The final incarnation of the 102, was the makeshift 102D that represented Team Lotus for the start of the 1992 season due to the late arrival of the 107. Outwardly similar to the 102B, the car had a Cosworth HB V8 in place of the Judd EV V8. The cars themselves were much as had been run in 1991 other than the parts required to adapt the HB engine to the Lamborghini gearbox and the ED engine mounting points on the chassis.

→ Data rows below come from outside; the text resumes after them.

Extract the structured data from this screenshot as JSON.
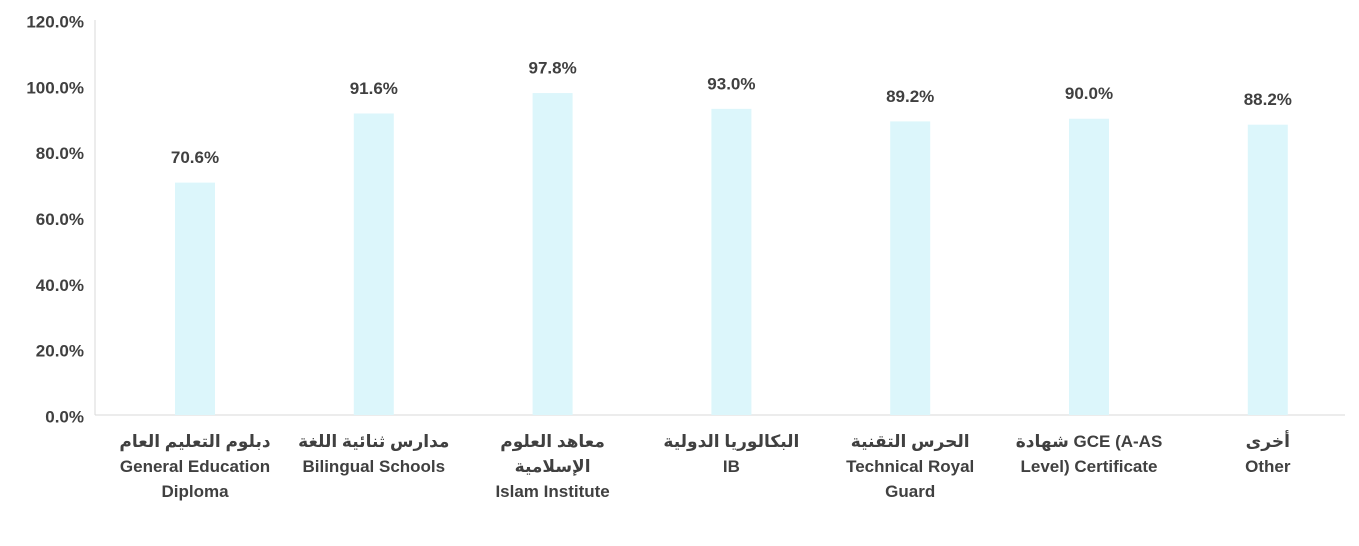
{
  "chart_data": {
    "type": "bar",
    "categories": [
      "دبلوم التعليم العام\nGeneral Education Diploma",
      "مدارس ثنائية اللغة\nBilingual Schools",
      "معاهد العلوم الإسلامية\nIslam Institute",
      "البكالوريا الدولية\nIB",
      "الحرس التقنية\nTechnical Royal Guard",
      "شهادة GCE (A-AS Level) Certificate",
      "أخرى\nOther"
    ],
    "values": [
      70.6,
      91.6,
      97.8,
      93.0,
      89.2,
      90.0,
      88.2
    ],
    "value_labels": [
      "70.6%",
      "91.6%",
      "97.8%",
      "93.0%",
      "89.2%",
      "90.0%",
      "88.2%"
    ],
    "color": "#dcf6fb",
    "ylim": [
      0,
      120
    ],
    "yticks": [
      {
        "value": 0,
        "label": "0.0%"
      },
      {
        "value": 20,
        "label": "20.0%"
      },
      {
        "value": 40,
        "label": "40.0%"
      },
      {
        "value": 60,
        "label": "60.0%"
      },
      {
        "value": 80,
        "label": "80.0%"
      },
      {
        "value": 100,
        "label": "100.0%"
      },
      {
        "value": 120,
        "label": "120.0%"
      }
    ],
    "grid": false
  }
}
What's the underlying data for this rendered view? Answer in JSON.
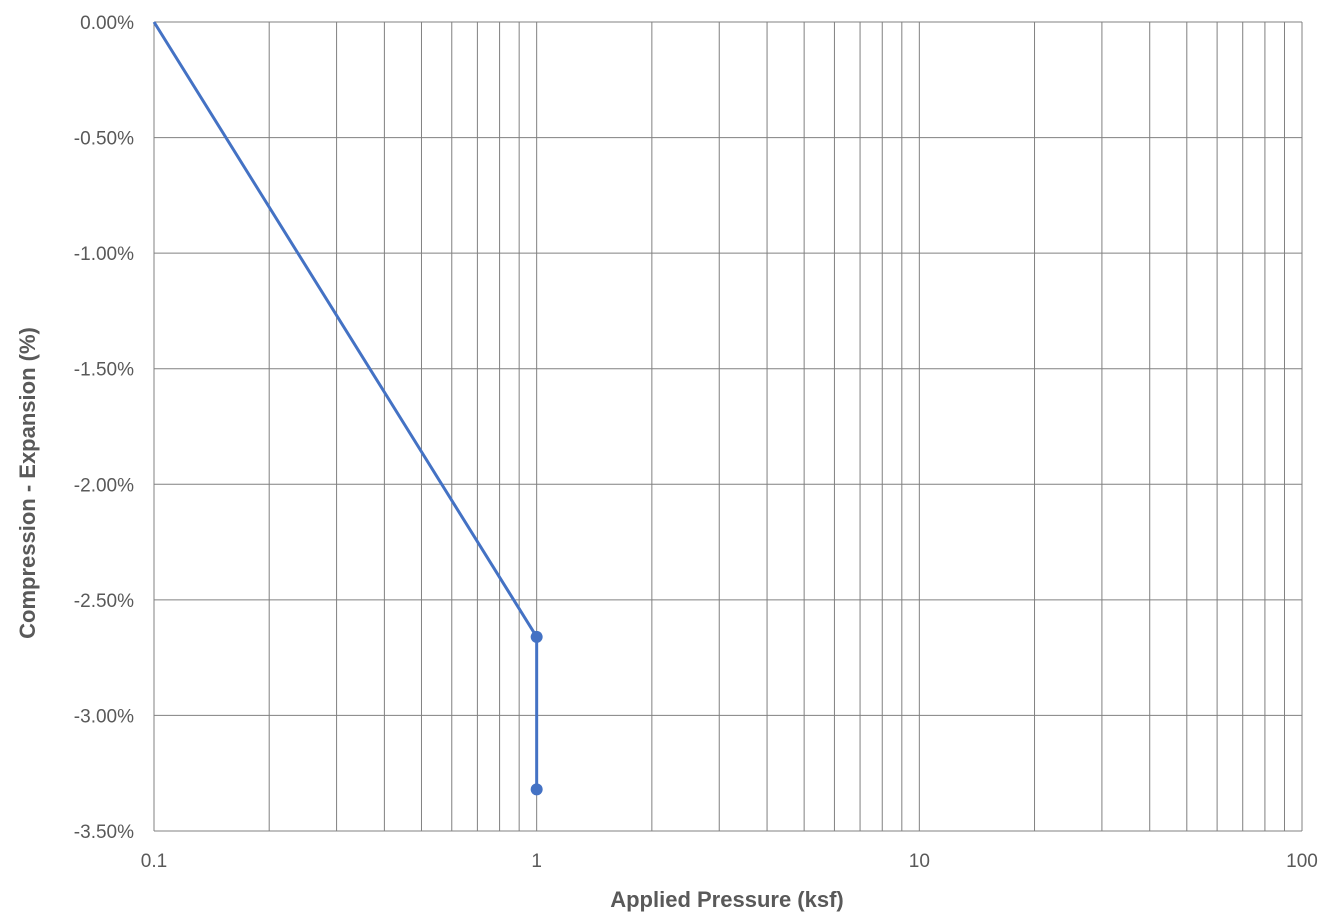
{
  "chart_data": {
    "type": "line",
    "title": "",
    "xlabel": "Applied Pressure (ksf)",
    "ylabel": "Compression - Expansion (%)",
    "xscale": "log",
    "xlim": [
      0.1,
      100
    ],
    "ylim": [
      -3.5,
      0
    ],
    "grid": true,
    "legend": "none",
    "x_ticks": [
      "0.1",
      "1",
      "10",
      "100"
    ],
    "y_ticks": [
      "0.00%",
      "-0.50%",
      "-1.00%",
      "-1.50%",
      "-2.00%",
      "-2.50%",
      "-3.00%",
      "-3.50%"
    ],
    "series": [
      {
        "color": "#4472C4",
        "points": [
          {
            "x": 0.1,
            "y": -0.0,
            "marker": false
          },
          {
            "x": 1.0,
            "y": -2.66,
            "marker": true
          },
          {
            "x": 1.0,
            "y": -3.32,
            "marker": true
          }
        ]
      }
    ]
  }
}
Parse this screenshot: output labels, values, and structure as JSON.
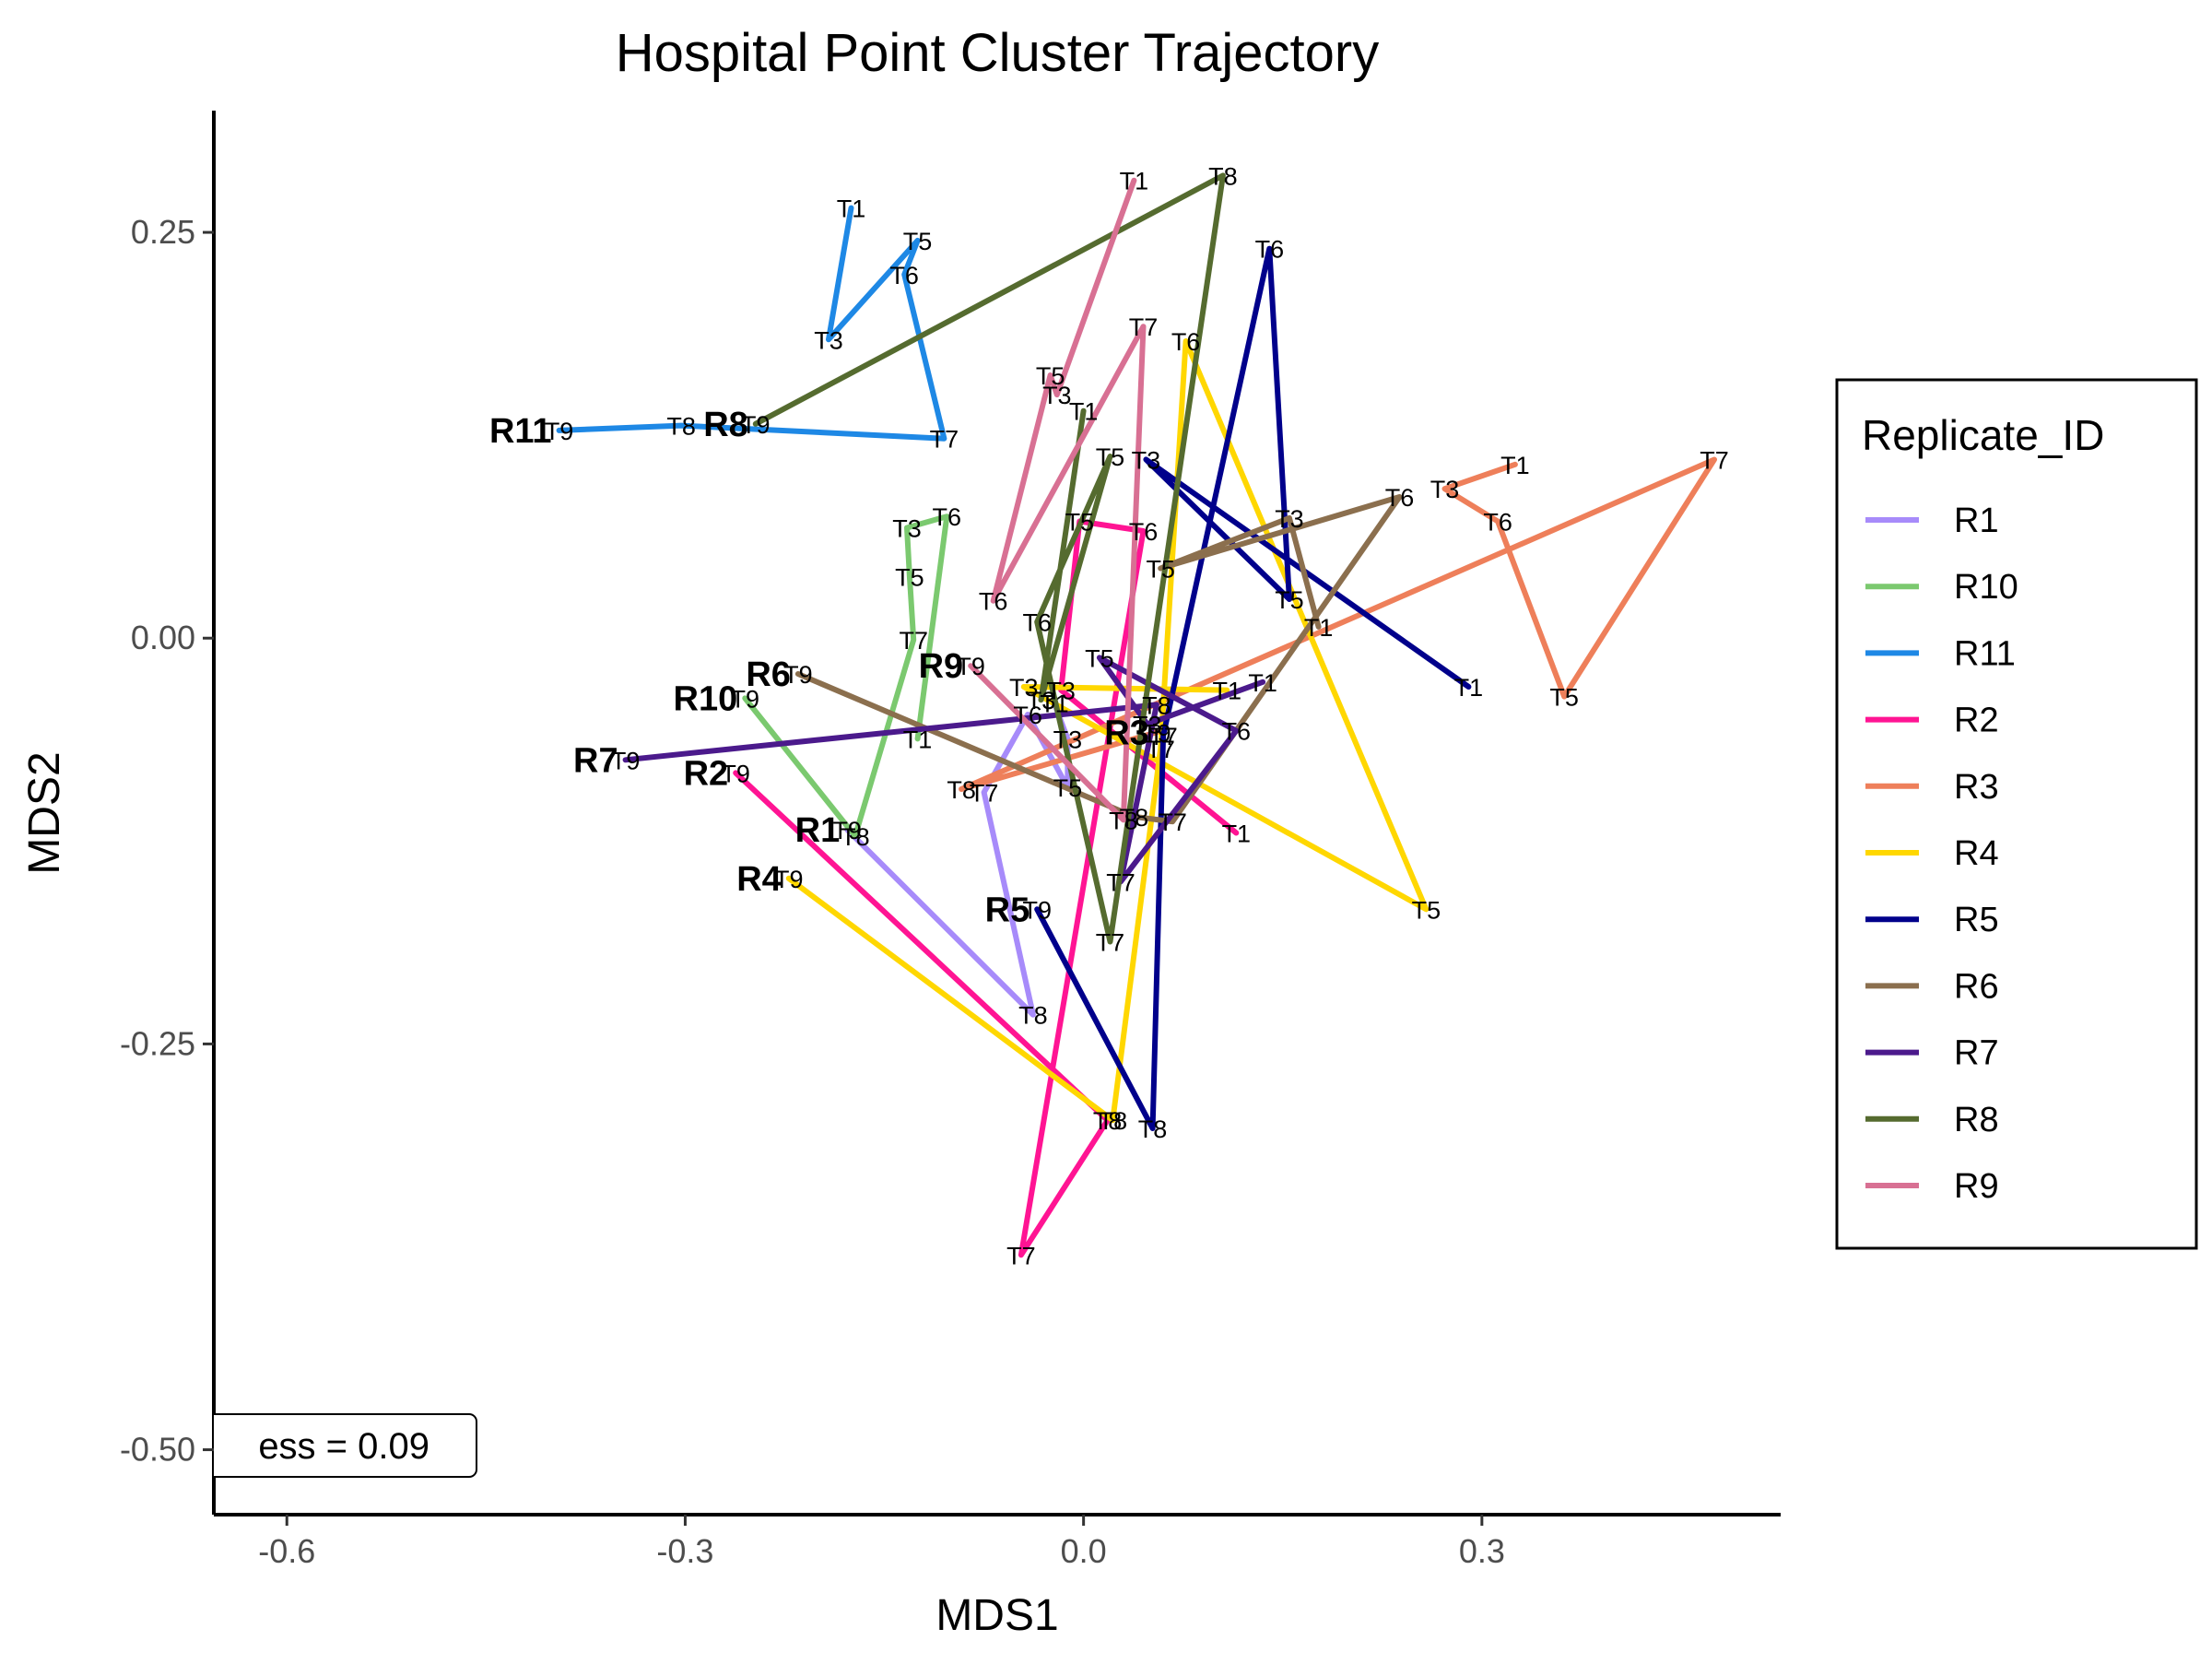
{
  "chart_data": {
    "type": "line",
    "title": "Hospital Point Cluster Trajectory",
    "xlabel": "MDS1",
    "ylabel": "MDS2",
    "xlim": [
      -0.655,
      0.525
    ],
    "ylim": [
      -0.54,
      0.325
    ],
    "xticks": [
      -0.6,
      -0.3,
      0.0,
      0.3
    ],
    "xtick_labels": [
      "-0.6",
      "-0.3",
      "0.0",
      "0.3"
    ],
    "yticks": [
      0.25,
      0.0,
      -0.25,
      -0.5
    ],
    "ytick_labels": [
      "0.25",
      "0.00",
      "-0.25",
      "-0.50"
    ],
    "grid": false,
    "legend": {
      "title": "Replicate_ID",
      "placement": "right"
    },
    "annotation": "ess = 0.09",
    "series": [
      {
        "name": "R1",
        "color": "#A78BFA",
        "points": [
          {
            "label": "T9",
            "x": -0.178,
            "y": -0.118
          },
          {
            "label": "T8",
            "x": -0.038,
            "y": -0.232
          },
          {
            "label": "T7",
            "x": -0.075,
            "y": -0.095
          },
          {
            "label": "T6",
            "x": -0.042,
            "y": -0.047
          },
          {
            "label": "T5",
            "x": -0.012,
            "y": -0.092
          },
          {
            "label": "T3",
            "x": -0.012,
            "y": -0.062
          },
          {
            "label": "T1",
            "x": -0.022,
            "y": -0.04
          }
        ]
      },
      {
        "name": "R10",
        "color": "#7BC96F",
        "points": [
          {
            "label": "T9",
            "x": -0.255,
            "y": -0.037
          },
          {
            "label": "T8",
            "x": -0.172,
            "y": -0.122
          },
          {
            "label": "T7",
            "x": -0.128,
            "y": -0.001
          },
          {
            "label": "T5",
            "x": -0.131,
            "y": 0.038
          },
          {
            "label": "T3",
            "x": -0.133,
            "y": 0.068
          },
          {
            "label": "T6",
            "x": -0.103,
            "y": 0.075
          },
          {
            "label": "T1",
            "x": -0.125,
            "y": -0.062
          }
        ]
      },
      {
        "name": "R11",
        "color": "#1E88E5",
        "points": [
          {
            "label": "T9",
            "x": -0.395,
            "y": 0.128
          },
          {
            "label": "T8",
            "x": -0.303,
            "y": 0.131
          },
          {
            "label": "T7",
            "x": -0.105,
            "y": 0.123
          },
          {
            "label": "T6",
            "x": -0.135,
            "y": 0.224
          },
          {
            "label": "T5",
            "x": -0.125,
            "y": 0.245
          },
          {
            "label": "T3",
            "x": -0.192,
            "y": 0.184
          },
          {
            "label": "T1",
            "x": -0.175,
            "y": 0.265
          }
        ]
      },
      {
        "name": "R2",
        "color": "#FF1493",
        "points": [
          {
            "label": "T9",
            "x": -0.262,
            "y": -0.083
          },
          {
            "label": "T8",
            "x": 0.018,
            "y": -0.297
          },
          {
            "label": "T7",
            "x": -0.047,
            "y": -0.38
          },
          {
            "label": "T6",
            "x": 0.045,
            "y": 0.066
          },
          {
            "label": "T5",
            "x": -0.003,
            "y": 0.072
          },
          {
            "label": "T3",
            "x": -0.017,
            "y": -0.032
          },
          {
            "label": "T1",
            "x": 0.115,
            "y": -0.12
          }
        ]
      },
      {
        "name": "R3",
        "color": "#EE7F5A",
        "points": [
          {
            "label": "T9",
            "x": 0.055,
            "y": -0.058
          },
          {
            "label": "T8",
            "x": -0.092,
            "y": -0.093
          },
          {
            "label": "T7",
            "x": 0.475,
            "y": 0.11
          },
          {
            "label": "T5",
            "x": 0.362,
            "y": -0.036
          },
          {
            "label": "T6",
            "x": 0.312,
            "y": 0.072
          },
          {
            "label": "T3",
            "x": 0.272,
            "y": 0.092
          },
          {
            "label": "T1",
            "x": 0.325,
            "y": 0.107
          }
        ]
      },
      {
        "name": "R4",
        "color": "#FFD700",
        "points": [
          {
            "label": "T9",
            "x": -0.222,
            "y": -0.148
          },
          {
            "label": "T8",
            "x": 0.022,
            "y": -0.297
          },
          {
            "label": "T7",
            "x": 0.058,
            "y": -0.068
          },
          {
            "label": "T6",
            "x": 0.077,
            "y": 0.183
          },
          {
            "label": "T5",
            "x": 0.258,
            "y": -0.167
          },
          {
            "label": "T3",
            "x": -0.045,
            "y": -0.03
          },
          {
            "label": "T1",
            "x": 0.108,
            "y": -0.032
          }
        ]
      },
      {
        "name": "R5",
        "color": "#00008B",
        "points": [
          {
            "label": "T9",
            "x": -0.035,
            "y": -0.167
          },
          {
            "label": "T8",
            "x": 0.052,
            "y": -0.302
          },
          {
            "label": "T7",
            "x": 0.06,
            "y": -0.06
          },
          {
            "label": "T6",
            "x": 0.14,
            "y": 0.24
          },
          {
            "label": "T5",
            "x": 0.155,
            "y": 0.024
          },
          {
            "label": "T3",
            "x": 0.047,
            "y": 0.11
          },
          {
            "label": "T1",
            "x": 0.29,
            "y": -0.03
          }
        ]
      },
      {
        "name": "R6",
        "color": "#8B6F4E",
        "points": [
          {
            "label": "T9",
            "x": -0.215,
            "y": -0.022
          },
          {
            "label": "T8",
            "x": 0.038,
            "y": -0.11
          },
          {
            "label": "T7",
            "x": 0.067,
            "y": -0.113
          },
          {
            "label": "T6",
            "x": 0.238,
            "y": 0.087
          },
          {
            "label": "T5",
            "x": 0.058,
            "y": 0.043
          },
          {
            "label": "T3",
            "x": 0.155,
            "y": 0.074
          },
          {
            "label": "T1",
            "x": 0.177,
            "y": 0.007
          }
        ]
      },
      {
        "name": "R7",
        "color": "#4B1A8C",
        "points": [
          {
            "label": "T9",
            "x": -0.345,
            "y": -0.075
          },
          {
            "label": "T8",
            "x": 0.055,
            "y": -0.041
          },
          {
            "label": "T7",
            "x": 0.028,
            "y": -0.15
          },
          {
            "label": "T6",
            "x": 0.115,
            "y": -0.057
          },
          {
            "label": "T5",
            "x": 0.012,
            "y": -0.012
          },
          {
            "label": "T3",
            "x": 0.048,
            "y": -0.053
          },
          {
            "label": "T1",
            "x": 0.135,
            "y": -0.027
          }
        ]
      },
      {
        "name": "R8",
        "color": "#556B2F",
        "points": [
          {
            "label": "T9",
            "x": -0.247,
            "y": 0.132
          },
          {
            "label": "T8",
            "x": 0.105,
            "y": 0.285
          },
          {
            "label": "T7",
            "x": 0.02,
            "y": -0.187
          },
          {
            "label": "T6",
            "x": -0.035,
            "y": 0.01
          },
          {
            "label": "T5",
            "x": 0.02,
            "y": 0.112
          },
          {
            "label": "T3",
            "x": -0.032,
            "y": -0.038
          },
          {
            "label": "T1",
            "x": 0.0,
            "y": 0.14
          }
        ]
      },
      {
        "name": "R9",
        "color": "#D87093",
        "points": [
          {
            "label": "T9",
            "x": -0.085,
            "y": -0.017
          },
          {
            "label": "T8",
            "x": 0.03,
            "y": -0.112
          },
          {
            "label": "T7",
            "x": 0.045,
            "y": 0.192
          },
          {
            "label": "T6",
            "x": -0.068,
            "y": 0.023
          },
          {
            "label": "T5",
            "x": -0.025,
            "y": 0.162
          },
          {
            "label": "T3",
            "x": -0.02,
            "y": 0.15
          },
          {
            "label": "T1",
            "x": 0.038,
            "y": 0.282
          }
        ]
      }
    ]
  }
}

Despite its lack of development and many shortcomings the car achieved 6th place finishes in the first two races of 1992. In an attempt to gain exposure a 102D driven by Johnny Herbert broke the Brands Hatch Indy circuit record for the BBC Record Breakers programme.

==Complete results==
(key)

Year: Entrant; Chassis; Engine; Tyres; Drivers; 1; 2; 3; 4; 5; 6; 7; 8; 9; 10; 11; 12; 13; 14; 15; 16; Pts.; WCC
1990: Camel Team Lotus; 102; Lamborghini 3512 V12; G; USA; BRA; SMR; MON; CAN; MEX; FRA; GBR; GER; HUN; BEL; ITA; POR; ESP; JPN; AUS; 3; 8th
Derek Warwick: Ret; Ret; 7; Ret; 6; 10; 11; Ret; 8; 5; 11; Ret; Ret; Ret; Ret; Ret
Martin Donnelly: DNS; Ret; 8; Ret; Ret; 8; 12; Ret; Ret; 7; 12; Ret; Ret; DNS
Johnny Herbert: Ret; Ret
1991: Team Lotus; 102B; Judd EV V8; G; USA; BRA; SMR; MON; CAN; MEX; FRA; GBR; GER; HUN; BEL; ITA; POR; ESP; JPN; AUS; 3; 9th
Mika Häkkinen: 13; 9; 5; Ret; Ret; 9; DNQ; 12; Ret; 14; Ret; 14; 14; Ret; Ret; 19
Julian Bailey: DNQ; DNQ; 6; DNQ
Johnny Herbert: DNQ; 10; 10; 14; 7; Ret; Ret; 11
Michael Bartels: DNQ; DNQ; DNQ; DNQ
1992: Team Lotus; 102D; Ford HB V8; G; RSA; MEX; BRA; ESP; SMR; MON; CAN; FRA; GBR; GER; HUN; BEL; ITA; POR; JPN; AUS; 13*; 5th
Mika Häkkinen: 9; 6; 10; Ret; DNQ
Johnny Herbert: 6; 7; Ret; Ret

- 11 points scored in using the Lotus 107.